Scrum Manager. Developing Architect. Fullstack Developer/Designer. The new roles are popping up left and right these days. Some are clearly just another way to say "generalist", but others are roles that have a very high chance of making people sick. Why do we see these ads? I think it is because the people writing them do not know the craft.
For me, who actually is a generalist with pretty decent competence in multiple fields, I find these ads very amusing. Rather than writing that they need multiple roles filled, but only have budget for one, they make up new roles. Presumably in the hopes of getting someone who can do most of what they think they need.
Because this is the thing, most people that write these ads don't really know what they need. I have seen ads that sound like someone making a frankensteins monster out of the roles. Clearly with little to no understanding of what the different roles actually mean. Some ads just try to mix the best of two worlds, like the Scrum Manager that combines the caring/facilitating aspect of the Scrum Master with the managing/controling role of the Project Manager.
From the person who write the ad it probably makes sense and that is because they do not understand the work involved. From their perspective they probably see a scrum master and a project manager as both having management descriptions, so it should be ok to mix. The fact that they work in different directions where the scrum master work down towards the team and the project manager work up towards the steering group does not seem to occur to them.
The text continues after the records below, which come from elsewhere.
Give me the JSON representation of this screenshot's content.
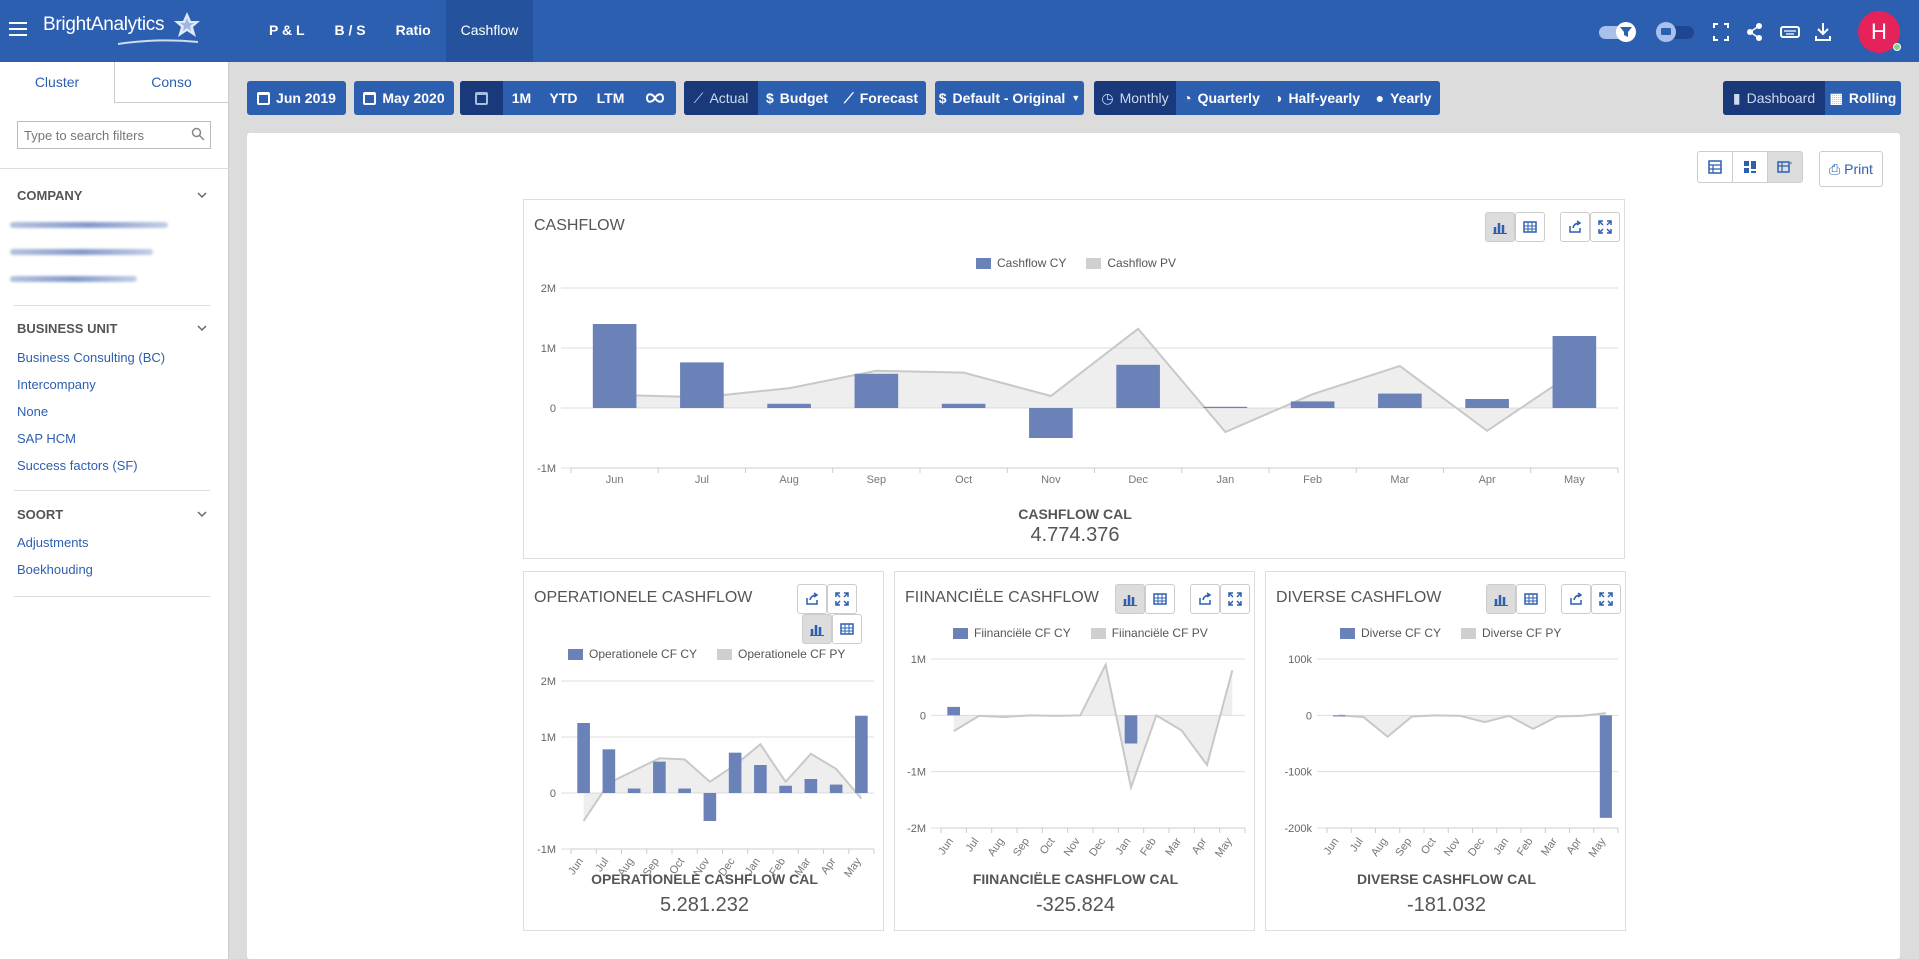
{
  "app": {
    "logo_text": "BrightAnalytics",
    "avatar_letter": "H"
  },
  "nav": [
    "P & L",
    "B / S",
    "Ratio",
    "Cashflow"
  ],
  "sidebar": {
    "tabs": [
      "Cluster",
      "Conso"
    ],
    "search_placeholder": "Type to search filters",
    "sections": [
      {
        "title": "COMPANY",
        "items": []
      },
      {
        "title": "BUSINESS UNIT",
        "items": [
          "Business Consulting (BC)",
          "Intercompany",
          "None",
          "SAP HCM",
          "Success factors (SF)"
        ]
      },
      {
        "title": "SOORT",
        "items": [
          "Adjustments",
          "Boekhouding"
        ]
      }
    ]
  },
  "toolbar": {
    "from": "Jun 2019",
    "to": "May 2020",
    "periods": [
      "1M",
      "YTD",
      "LTM"
    ],
    "scenarios": [
      "Actual",
      "Budget",
      "Forecast"
    ],
    "version": "Default - Original",
    "intervals": [
      "Monthly",
      "Quarterly",
      "Half-yearly",
      "Yearly"
    ],
    "views": [
      "Dashboard",
      "Rolling"
    ],
    "print": "Print"
  },
  "colors": {
    "brand": "#2d5fb0",
    "bar_cy": "#6b82b8",
    "area_py": "#cfcfcf",
    "avatar": "#e5235a"
  },
  "chart_data": [
    {
      "type": "bar",
      "title": "CASHFLOW",
      "categories": [
        "Jun",
        "Jul",
        "Aug",
        "Sep",
        "Oct",
        "Nov",
        "Dec",
        "Jan",
        "Feb",
        "Mar",
        "Apr",
        "May"
      ],
      "series": [
        {
          "name": "Cashflow CY",
          "values": [
            1400000,
            760000,
            70000,
            570000,
            70000,
            -500000,
            720000,
            20000,
            110000,
            240000,
            150000,
            1200000
          ]
        },
        {
          "name": "Cashflow PV",
          "values": [
            220000,
            180000,
            330000,
            620000,
            590000,
            200000,
            1320000,
            -400000,
            230000,
            700000,
            -380000,
            600000
          ]
        }
      ],
      "ylim": [
        -1000000,
        2000000
      ],
      "yticks": [
        "2M",
        "1M",
        "0",
        "-1M"
      ],
      "total_label": "CASHFLOW CAL",
      "total_value": "4.774.376"
    },
    {
      "type": "bar",
      "title": "OPERATIONELE CASHFLOW",
      "categories": [
        "Jun",
        "Jul",
        "Aug",
        "Sep",
        "Oct",
        "Nov",
        "Dec",
        "Jan",
        "Feb",
        "Mar",
        "Apr",
        "May"
      ],
      "series": [
        {
          "name": "Operationele CF CY",
          "values": [
            1250000,
            780000,
            80000,
            560000,
            80000,
            -500000,
            720000,
            500000,
            130000,
            250000,
            150000,
            1380000
          ]
        },
        {
          "name": "Operationele CF PY",
          "values": [
            -500000,
            180000,
            400000,
            620000,
            600000,
            200000,
            500000,
            870000,
            200000,
            700000,
            430000,
            -100000
          ]
        }
      ],
      "ylim": [
        -1000000,
        2000000
      ],
      "yticks": [
        "2M",
        "1M",
        "0",
        "-1M"
      ],
      "total_label": "OPERATIONELE CASHFLOW CAL",
      "total_value": "5.281.232"
    },
    {
      "type": "bar",
      "title": "FIINANCIËLE CASHFLOW",
      "categories": [
        "Jun",
        "Jul",
        "Aug",
        "Sep",
        "Oct",
        "Nov",
        "Dec",
        "Jan",
        "Feb",
        "Mar",
        "Apr",
        "May"
      ],
      "series": [
        {
          "name": "Fiinanciële CF CY",
          "values": [
            150000,
            0,
            0,
            0,
            0,
            0,
            0,
            -500000,
            0,
            0,
            0,
            0
          ]
        },
        {
          "name": "Fiinanciële CF PV",
          "values": [
            -280000,
            -10000,
            -30000,
            0,
            -10000,
            0,
            900000,
            -1280000,
            0,
            -270000,
            -880000,
            800000
          ]
        }
      ],
      "ylim": [
        -2000000,
        1000000
      ],
      "yticks": [
        "1M",
        "0",
        "-1M",
        "-2M"
      ],
      "total_label": "FIINANCIËLE CASHFLOW CAL",
      "total_value": "-325.824"
    },
    {
      "type": "bar",
      "title": "DIVERSE CASHFLOW",
      "categories": [
        "Jun",
        "Jul",
        "Aug",
        "Sep",
        "Oct",
        "Nov",
        "Dec",
        "Jan",
        "Feb",
        "Mar",
        "Apr",
        "May"
      ],
      "series": [
        {
          "name": "Diverse CF CY",
          "values": [
            -2000,
            0,
            0,
            0,
            0,
            0,
            0,
            0,
            0,
            0,
            0,
            -182000
          ]
        },
        {
          "name": "Diverse CF PY",
          "values": [
            0,
            -3000,
            -38000,
            -2000,
            0,
            -1000,
            -12000,
            -1000,
            -24000,
            -2000,
            -1000,
            4000
          ]
        }
      ],
      "ylim": [
        -200000,
        100000
      ],
      "yticks": [
        "100k",
        "0",
        "-100k",
        "-200k"
      ],
      "total_label": "DIVERSE CASHFLOW CAL",
      "total_value": "-181.032"
    }
  ]
}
In most cases this is not so much of an issue because what you will get in most cases is a generalist. A Scrum Manager for example will be a general manager with some understanding of the scrum process and some understanding of the financial side of project management. The person will not be optimized for any of the roles, but will get things done. Sometimes at the expense of either the project or the team. Or both.
The biggest risk with making these combined roles is that unless you really know that you are compromising the roles you can cause serious damage. Not just to the deliveries and the teams as they do not get the attention they need, but also to the individual you are trying to hire. It is very easy to burn someone out with a combined role, especially if the expectations if that you should do both roles at 100%. The very least you must always do when defining combined roles is to define the ratio. How much time should be spent where and why.
For anyone looking to fill a combined role, here are some examples and some sugegstions on how to approach them:
Scrum Manager - Focus on the Scrum Master part. By making the team working well you will get most of the work as a project manager for free. Deliver reports to the steering with focus on risk mitigation and finance. Progress will come of itself if you focus on the Scrum Master part correctly. If put in a compromised position, always protect the team. It will serve you best in the long run. This is a sure way to burn yourself out if you try to do both at 100%, so be weary of the signs and make sure you get plenty of time to actually work and not just sit in meetings.
Full stack x - Most designers or developers are full stack, kind of. We do take an interest in what is around us and we dabble in the surrounding fields naturally. So just make sure you are not expected to actually be responsible for anything you are not comfortable with and you will be fine.
Developing Architect/Scrum Master - This is one of the most devestating roles you can have. As an architect or Scrum Master you will be in meetings constantly, whch means that any attempts to actually develop anything will be a massive source of frustration. If you will attempt this, dedicate blocks of time to development that can not be disturbed. Preferably you work from home or in a separate room with phone, mail and other distractions turned off. Minimum of 4 hours blocks, but I suggest full days for focused work. Avoid this if possible or accept that the amount of developing you will do is most likely next to nothing or will happen during weekends and night time.
Scrum Master and QA - While most Scrum Master will assist in QA by doing tests or gathering requirements, that is not their actual job. Being a tester or a reuirements analyst is a full time job, just like being a scrum master. If you are going to split your attention between the two, make sure you understand the cost both to you and your team. You will not be doing any 40 hour weeks, but rather do 60 hour weeks to make this work and the stress will be intense.
Be mindful of combined roles as they can spiral and become very stressful. What may look like an opportunity to show your skills, especially if you are new in the role(s) can put you on the bech for years if you are unlucky.
If you are looking for people to join your team, always look towards who need that role. Is it for management taking care of the need of the people above, then hire a manager. If the person is taking care of the team, then hire a scrum master. If you need someone to do focused develop, hire a developer. If you need someone to take responsibility for the code structure, hire an architect, or elevate a development lead. And so on...
Combined roles have always been a part of working in IT. As long as you know what you are expected to do and know you can handle it even when things get rough, then ignore the title and do the job. Also be careful about dividing your work because that also can cause serious health issues.
Above I have some of the combined roles I see a lot.
What roles do you see and how do you handle them?